SHOPEE PAYLATER DALAM PANDANGAN ISLAM
Oleh : Zakiyah Laili Maghfiroh
Shopee PayLater adalah layanan pinjaman yang ditawarkan oleh platform e-commerce Shopee, memungkinkan pengguna untuk melakukan pembelian secara kredit dengan opsi pembayaran di masa depan. Meskipun menawarkan kemudahan, penggunaan Shopee PayLater menimbulkan sejumlah masalah yang berkaitan dengan prinsip-prinsip syariah dalam Islam. Artikel ini akan membahas bahaya dan potensi risiko dari penggunaan Shopee PayLater menurut perspektif hukum Islam.
Salah satu isu utama terkait Shopee PayLater adalah adanya unsur riba. Dalam Islam, riba dilarang karena dianggap sebagai praktik yang merugikan dan tidak adil, sebagaimana yang diterangkan dalam surat Al-Baqarah ayat 275.
Orang-orang yang memakan (bertransaksi dengan) riba tidak dapat berdiri, kecuali seperti orang yang berdiri sempoyongan karena kesurupan setan. Demikian itu terjadi karena mereka berkata bahwa jual beli itu sama dengan riba. Padahal, Allah telah menghalalkan jual beli dan mengharamkan riba. Siapa pun yang telah sampai kepadanya peringatan dari Tuhannya (menyangkut riba), lalu dia berhenti sehingga apa yang telah diperolehnya dahulu menjadi miliknya dan urusannya (terserah) kepada Allah. Siapa yang mengulangi (transaksi riba), mereka itulah penghuni neraka. Mereka kekal di dalamnya.
Berdasarkan fatwa dari Dewan Syariah Nasional-Majelis Ulama Indonesia (DSN-MUI), penggunaan Shopee PayLater tidak sesuai dengan prinsip syariah karena mengandung unsur riba dan merugikan salah satu pihak dalam transaksi34. Beberapa ulama menyatakan bahwa meskipun ada pendapat yang memperbolehkan transaksi utang piutang dengan syarat tertentu, praktik Shopee PayLater tetap dianggap bertentangan dengan hukum Islam karena adanya biaya tambahan dan denda.
Meskipun Shopee PayLater menawarkan opsi tanpa bunga jika pembayaran dilakukan tepat waktu, terdapat denda sebesar 5% dari total tagihan jika terjadi keterlambatan pembayaran. Denda ini dapat dikategorikan sebagai riba nasi'ah, yaitu tambahan yang dikenakan akibat perpanjangan waktu pembayaran utang. Hal ini bertentangan dengan prinsip syariah yang mengharamkan segala bentuk keuntungan yang diperoleh dari utang.

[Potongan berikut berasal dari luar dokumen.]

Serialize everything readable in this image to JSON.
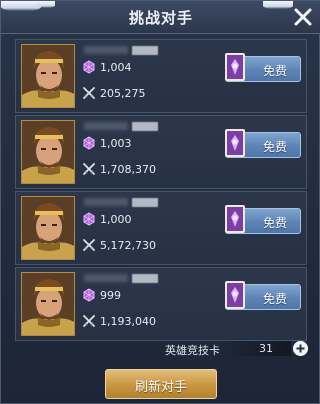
{
  "header": {
    "title": "挑战对手"
  },
  "opponents": [
    {
      "rank": "1,004",
      "power": "205,275",
      "button": "免费"
    },
    {
      "rank": "1,003",
      "power": "1,708,370",
      "button": "免费"
    },
    {
      "rank": "1,000",
      "power": "5,172,730",
      "button": "免费"
    },
    {
      "rank": "999",
      "power": "1,193,040",
      "button": "免费"
    }
  ],
  "footer": {
    "cards_label": "英雄竞技卡",
    "cards_count": "31",
    "refresh_label": "刷新对手"
  },
  "icons": {
    "close": "close-icon",
    "rank": "purple-gem-icon",
    "power": "crossed-swords-icon",
    "ticket": "purple-book-icon",
    "add": "plus-icon"
  },
  "colors": {
    "free_button": "#5d84b4",
    "refresh_button": "#c9963f",
    "portrait_frame": "#b88b3a"
  }
}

Sebagai alternatif, masyarakat Muslim dianjurkan untuk mencari metode pembayaran yang sesuai dengan prinsip syariah, seperti sistem jual beli tunai atau menggunakan akad murabahah (jual beli dengan margin keuntungan) tanpa melibatkan unsur riba. Dengan cara ini, transaksi dapat dilakukan secara adil tanpa menimbulkan kerugian bagi salah satu pihak.